Summer the former stray cat is recovering from her spaying last week, thanks to your donations. She is lounging regally around the Mansion office and common rooms while she recovers, Red stepped right over her today and she didn't move. She is staying inside until her stitches come out.

-The Mansion staff is out searching for clothes for the two residents who need them. They could not find what they wanted at Wal-Mart, they are looking at area thrift shops. They have $100 to spend, paid out from the fund.

I think that's all for now. I am looking for holes to fill in the lives of the Mansion residents, keeping it simple, small and as inexpensive as possible. Letters and cards and photos matter, you can send them to The Mansion, 11 S. Union Avenue, Cambridge, N.Y., 12816.

With small and considered steps, we are making a difference in the lives of these good people, often abandoned by the world around them and made invisible to a society that takes all their money.
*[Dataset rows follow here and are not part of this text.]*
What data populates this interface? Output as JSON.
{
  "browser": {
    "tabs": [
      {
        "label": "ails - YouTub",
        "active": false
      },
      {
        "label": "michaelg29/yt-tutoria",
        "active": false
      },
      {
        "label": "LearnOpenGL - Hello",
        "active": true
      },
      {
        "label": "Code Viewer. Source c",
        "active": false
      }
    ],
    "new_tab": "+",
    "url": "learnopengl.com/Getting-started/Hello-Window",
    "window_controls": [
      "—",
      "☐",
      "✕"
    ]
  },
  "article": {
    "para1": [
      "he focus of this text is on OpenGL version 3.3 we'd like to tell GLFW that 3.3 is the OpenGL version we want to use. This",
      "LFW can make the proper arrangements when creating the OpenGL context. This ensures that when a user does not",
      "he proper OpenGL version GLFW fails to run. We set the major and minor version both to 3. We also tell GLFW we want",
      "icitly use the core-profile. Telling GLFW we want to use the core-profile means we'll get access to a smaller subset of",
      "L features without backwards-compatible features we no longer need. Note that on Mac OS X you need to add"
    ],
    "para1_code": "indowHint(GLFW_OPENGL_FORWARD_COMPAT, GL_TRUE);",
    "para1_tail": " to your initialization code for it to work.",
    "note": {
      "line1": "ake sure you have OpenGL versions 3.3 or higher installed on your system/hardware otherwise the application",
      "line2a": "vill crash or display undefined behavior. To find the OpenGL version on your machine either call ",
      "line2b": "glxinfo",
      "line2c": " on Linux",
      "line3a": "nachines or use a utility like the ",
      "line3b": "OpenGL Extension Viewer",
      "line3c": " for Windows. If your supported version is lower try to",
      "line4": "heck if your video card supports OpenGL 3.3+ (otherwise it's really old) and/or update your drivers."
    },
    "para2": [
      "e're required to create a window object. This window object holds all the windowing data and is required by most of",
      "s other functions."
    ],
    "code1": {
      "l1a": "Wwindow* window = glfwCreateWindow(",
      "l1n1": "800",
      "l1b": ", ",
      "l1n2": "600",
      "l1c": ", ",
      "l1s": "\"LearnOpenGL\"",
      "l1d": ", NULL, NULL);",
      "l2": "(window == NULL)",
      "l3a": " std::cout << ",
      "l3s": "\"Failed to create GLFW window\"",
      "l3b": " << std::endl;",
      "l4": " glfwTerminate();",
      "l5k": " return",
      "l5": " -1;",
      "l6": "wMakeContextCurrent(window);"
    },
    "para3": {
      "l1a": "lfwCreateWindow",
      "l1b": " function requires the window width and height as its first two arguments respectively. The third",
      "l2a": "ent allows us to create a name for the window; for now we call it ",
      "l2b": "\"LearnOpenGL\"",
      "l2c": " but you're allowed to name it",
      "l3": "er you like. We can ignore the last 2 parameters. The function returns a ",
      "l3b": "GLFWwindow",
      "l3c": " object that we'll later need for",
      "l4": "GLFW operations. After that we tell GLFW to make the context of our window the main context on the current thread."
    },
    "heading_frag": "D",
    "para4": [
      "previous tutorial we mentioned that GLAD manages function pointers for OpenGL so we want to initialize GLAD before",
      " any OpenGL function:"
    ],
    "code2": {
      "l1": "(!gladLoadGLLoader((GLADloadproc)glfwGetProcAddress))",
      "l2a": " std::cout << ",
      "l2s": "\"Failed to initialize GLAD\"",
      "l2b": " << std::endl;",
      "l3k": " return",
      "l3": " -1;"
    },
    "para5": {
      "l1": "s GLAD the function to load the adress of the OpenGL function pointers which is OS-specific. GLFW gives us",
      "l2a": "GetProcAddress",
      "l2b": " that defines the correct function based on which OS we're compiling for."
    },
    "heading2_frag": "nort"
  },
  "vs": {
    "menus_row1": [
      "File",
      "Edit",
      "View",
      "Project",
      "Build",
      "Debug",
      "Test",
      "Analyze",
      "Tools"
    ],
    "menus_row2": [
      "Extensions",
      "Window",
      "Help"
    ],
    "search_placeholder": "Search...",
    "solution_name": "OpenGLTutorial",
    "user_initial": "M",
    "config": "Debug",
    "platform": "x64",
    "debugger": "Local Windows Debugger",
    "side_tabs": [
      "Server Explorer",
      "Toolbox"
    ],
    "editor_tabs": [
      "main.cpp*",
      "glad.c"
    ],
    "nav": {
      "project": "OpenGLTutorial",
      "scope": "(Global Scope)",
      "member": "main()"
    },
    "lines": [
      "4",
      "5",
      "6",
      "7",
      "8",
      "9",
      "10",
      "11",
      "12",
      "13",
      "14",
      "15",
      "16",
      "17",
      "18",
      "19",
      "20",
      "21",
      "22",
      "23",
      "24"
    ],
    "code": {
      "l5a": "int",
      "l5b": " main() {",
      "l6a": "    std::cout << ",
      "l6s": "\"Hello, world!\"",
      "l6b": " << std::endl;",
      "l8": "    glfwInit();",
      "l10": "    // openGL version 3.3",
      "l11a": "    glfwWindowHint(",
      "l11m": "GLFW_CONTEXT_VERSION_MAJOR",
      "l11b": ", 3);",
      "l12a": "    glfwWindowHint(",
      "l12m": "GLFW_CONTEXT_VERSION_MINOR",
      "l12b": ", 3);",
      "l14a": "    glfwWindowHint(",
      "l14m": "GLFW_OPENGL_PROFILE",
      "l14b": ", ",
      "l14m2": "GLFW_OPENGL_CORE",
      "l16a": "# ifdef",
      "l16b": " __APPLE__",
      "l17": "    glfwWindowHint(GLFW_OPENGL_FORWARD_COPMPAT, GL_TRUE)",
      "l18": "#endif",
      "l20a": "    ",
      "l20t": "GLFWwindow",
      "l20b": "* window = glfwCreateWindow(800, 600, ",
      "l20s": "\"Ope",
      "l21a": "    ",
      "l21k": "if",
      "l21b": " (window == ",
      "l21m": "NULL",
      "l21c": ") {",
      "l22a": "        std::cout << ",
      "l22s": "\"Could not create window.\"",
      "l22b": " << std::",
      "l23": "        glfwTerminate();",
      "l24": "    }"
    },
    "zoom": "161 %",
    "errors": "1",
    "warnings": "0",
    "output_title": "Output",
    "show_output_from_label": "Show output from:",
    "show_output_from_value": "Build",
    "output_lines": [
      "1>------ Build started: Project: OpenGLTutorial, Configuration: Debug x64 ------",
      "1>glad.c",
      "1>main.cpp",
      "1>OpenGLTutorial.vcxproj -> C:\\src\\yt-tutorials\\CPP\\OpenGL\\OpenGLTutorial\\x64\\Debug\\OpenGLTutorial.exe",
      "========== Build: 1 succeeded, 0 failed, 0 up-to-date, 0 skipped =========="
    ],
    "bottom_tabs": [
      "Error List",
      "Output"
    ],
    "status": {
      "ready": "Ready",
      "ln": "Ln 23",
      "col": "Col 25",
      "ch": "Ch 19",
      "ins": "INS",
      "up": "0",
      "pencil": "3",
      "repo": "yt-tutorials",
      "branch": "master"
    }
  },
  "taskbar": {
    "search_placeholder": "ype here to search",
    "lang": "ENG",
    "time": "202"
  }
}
Many of you are proposing Amazon gift pages, but that is not appropriate here. The updating and maintenance of the page would be a complex process, not for me and not for the Mansion staff. Outsiders couldn't really know what it is needed, and it isn't something I would care to do. This is working. Let's keep it simple and clear.

After all this, I think we have about $700 left in the Mansion/refugee fund, from which these funds are drawn. If you wish to contribute to this fund – I use it for the refugee kids and the Mansion, you can send donations to my post office box, Bedlam Farm P.O. Box 205, Cambridge, N.Y., 12816. You can also send donations through Paypal Friends and Family, my ID is [email protected]

Please mark all checks or donations as going to the Mansion Residents, or the Refugee Children, so I can make sure the money goes where it is needed. We are doing a lot of good, I believe, and it is better to do good than to argue about doing good, or so I believe. P.S. The donation button at the bottom of each blog post is for the maintenance of the blog, it goes to support my blog and my work.

I love having the Mansion residents line up to read me your letters and show me your photos and cards. Today, they were all walking around with feathers, a member of the Army Of Good send everyone beautiful feathers today.